The Fox News Channel (FNC) seems to have been winning that argument lately. In part, this is simply because people are credulously buying its Real America branding as the preferred news source for rural America, flyover states, and so on. In part, it’s because this fits so well into the “Party of the Working Class” talking point the GOP has advanced with renewed vigor in the post-Trump era. And in part, I think, it’s because of a widely circulated article that reportedly showed a disproportionate preference for Fox News (even though the article actually claims this preference is negligible).
I’ve been suspicious about this talking point for a while now, so I recently got around to looking at the data itself. Here’s what I found.
1) Poor people have no real cable news preference.
Poor people have no real news preference among MSNBC, Fox News, and CNN. In fact, there are only a few discernible preferences here at all outside of the margin of error, and even those are razor thin. You have to expand the lowest income bracket all the way up to $75,000 for Fox to get a 4 percent lead over CNN and MSNBC, and that lead over MSNBC erodes back toward the margin of error if you include everyone making under six figures.
2) Poor people are disproportionately disinterested in the news.
Now compare these same numbers to how much of the US population falls within each income bracket. People who make up the lowest income bracket are 20 percent of the population, but the percentage of poor people watching cable news is significantly smaller. Even the rich, who also watch less cable news than their numbers would predict, are more likely to watch it than poor people.
This comparison brings some important perspective to the numbers in point (1). Even if any one of the cable news networks had 4 points higher viewership among the poor than it actually does, it would still be relatively unpopular with them. This point holds for the rich as well: even though CNN has the highest viewership among people making six figures (or more) of all cable news channels, it still is disproportionately ignored by the rich.

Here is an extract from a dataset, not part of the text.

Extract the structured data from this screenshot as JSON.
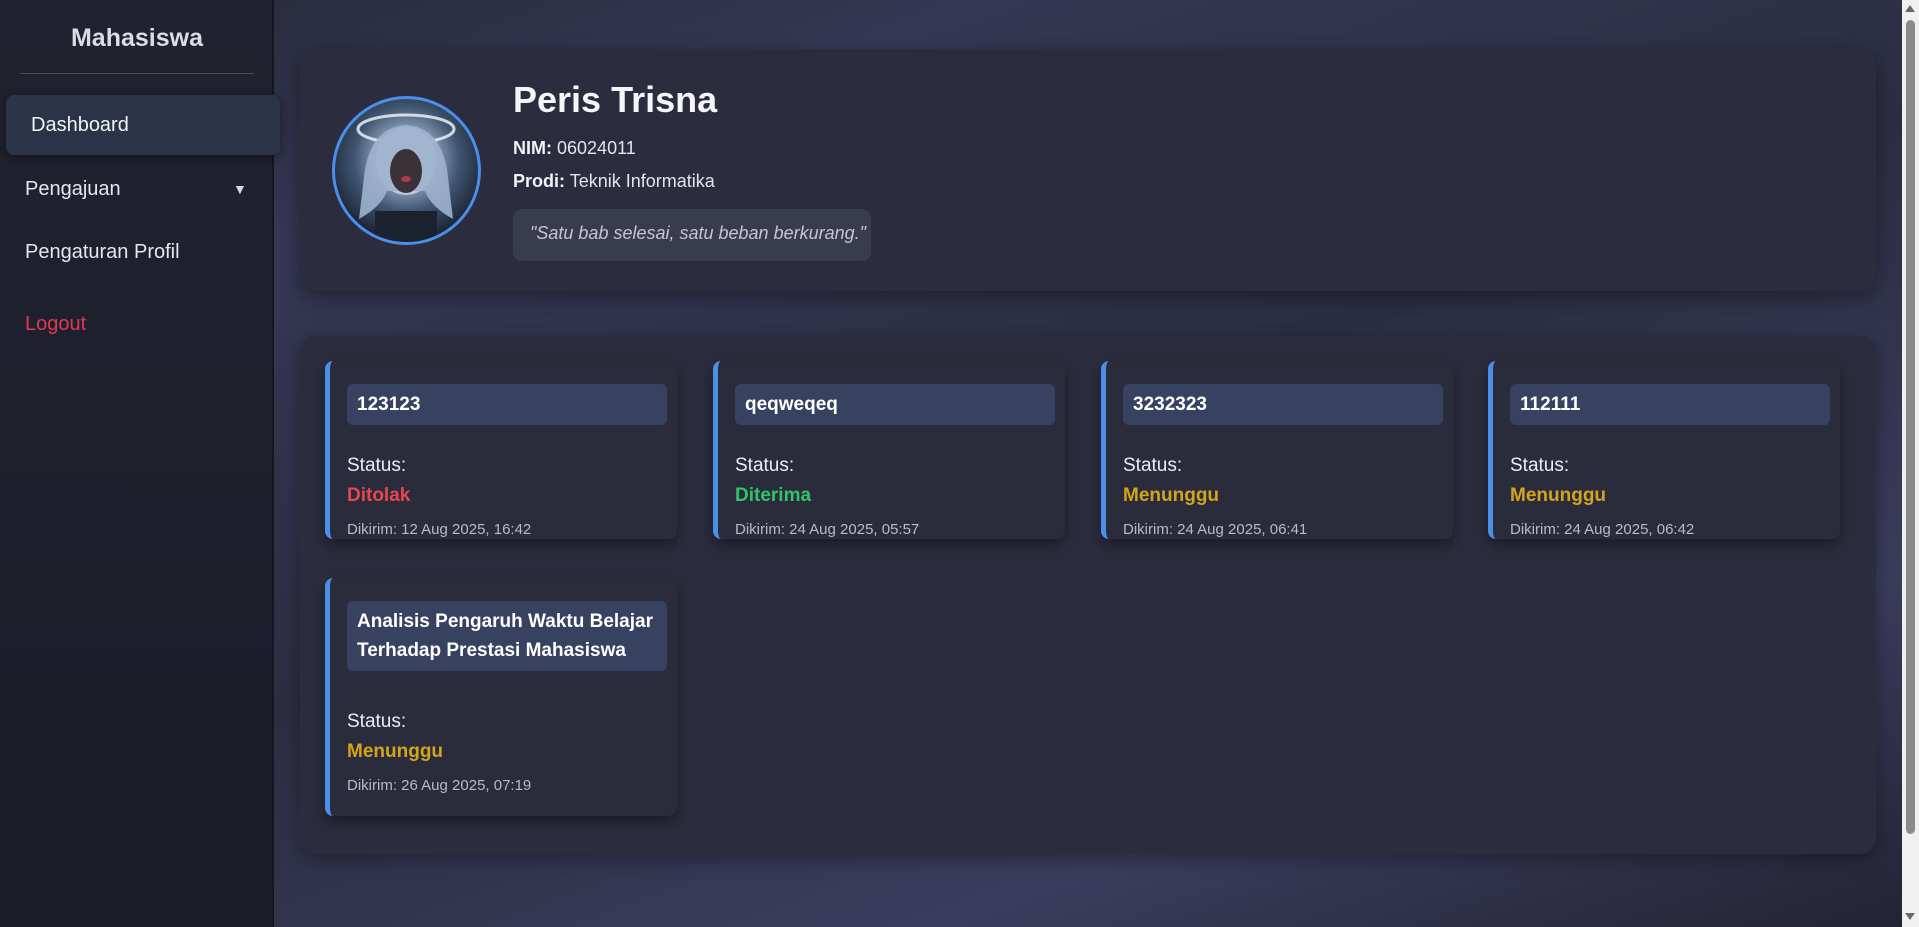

3) Poor people like everything but the news.
Is (2) just a matter of poor people not watching any television? Nope. That seems to be true of the rich, who are always underrepresented in television audiences — but the poor watch a lot of TV. They just don’t watch cable news.
None of these three points should be very surprising to anyone who is even remotely acquainted with how poor people in the United States tend to engage — or rather, tend not to engage — with partisan politics. On one hand, the neoliberal austerity long favored by Democrats and Republicans alike simply has nothing to offer them, and the undemocratic nature of our political system means that it’s very unlikely that their participation could change this.

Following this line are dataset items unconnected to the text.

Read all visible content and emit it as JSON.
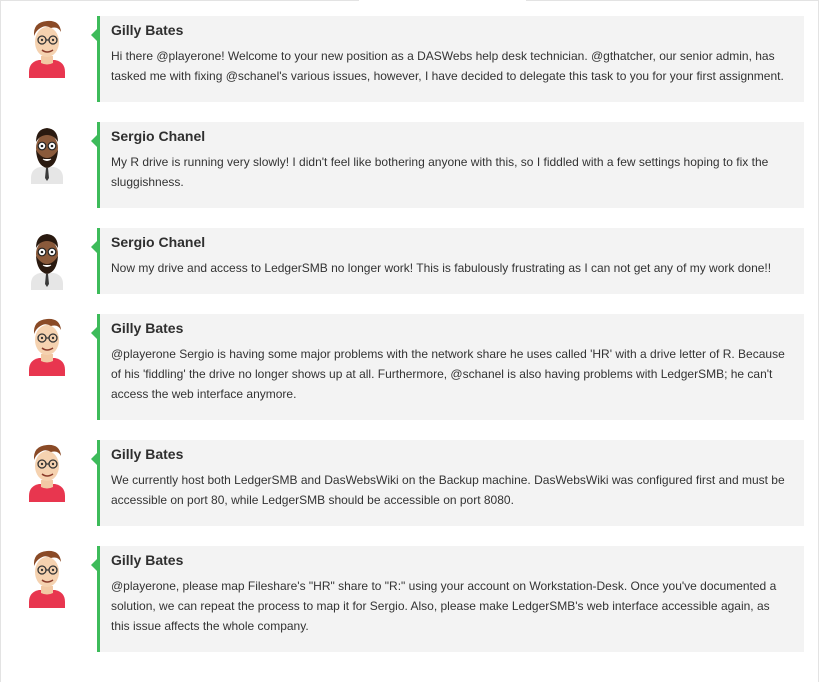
{
  "messages": [
    {
      "author": "Gilly Bates",
      "avatar": "gilly-avatar",
      "text": "Hi there @playerone! Welcome to your new position as a DASWebs help desk technician. @gthatcher, our senior admin, has tasked me with fixing @schanel's various issues, however, I have decided to delegate this task to you for your first assignment."
    },
    {
      "author": "Sergio Chanel",
      "avatar": "sergio-avatar",
      "text": "My R drive is running very slowly! I didn't feel like bothering anyone with this, so I fiddled with a few settings hoping to fix the sluggishness."
    },
    {
      "author": "Sergio Chanel",
      "avatar": "sergio-avatar",
      "text": "Now my drive and access to LedgerSMB no longer work! This is fabulously frustrating as I can not get any of my work done!!"
    },
    {
      "author": "Gilly Bates",
      "avatar": "gilly-avatar",
      "text": "@playerone Sergio is having some major problems with the network share he uses called 'HR' with a drive letter of R. Because of his 'fiddling' the drive no longer shows up at all. Furthermore, @schanel is also having problems with LedgerSMB; he can't access the web interface anymore."
    },
    {
      "author": "Gilly Bates",
      "avatar": "gilly-avatar",
      "text": "We currently host both LedgerSMB and DasWebsWiki on the Backup machine. DasWebsWiki was configured first and must be accessible on port 80, while LedgerSMB should be accessible on port 8080."
    },
    {
      "author": "Gilly Bates",
      "avatar": "gilly-avatar",
      "text": "@playerone, please map Fileshare's \"HR\" share to \"R:\" using your account on Workstation-Desk. Once you've documented a solution, we can repeat the process to map it for Sergio. Also, please make LedgerSMB's web interface accessible again, as this issue affects the whole company."
    }
  ],
  "colors": {
    "accent": "#3dbb5a",
    "bubble_bg": "#f3f3f3",
    "shirt_red": "#e8364f"
  }
}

On the other hand, meanwhile, US politics — and its partisan coverage on cable news — falls, for most people, along a spectrum stretching from “boring” to “stressful.” Its melodramas are formulaic, its pace is tedious, and its partisans are some of the most obnoxious people in the world. Why would you spend any time at all watching any of this when there are Always Sunny reruns on FX?
Ultimately, of course, all the numbers I’ve presented here are trivial, given the minuscule number of people who watch any cable news. Combined, all of these channels only pulled in 4.8 million viewers during prime time in April — that’s not even as large as the viewership for the smallest network nightly news program in one week (CBS Evening News, which had 4.9 million viewers during the first week in April).
To put these demographics in perspective, FNC’s lead over MSNBC among viewers making less than six figures comes to 401,000 — about 0.1 percent of the US population. That’s nothing.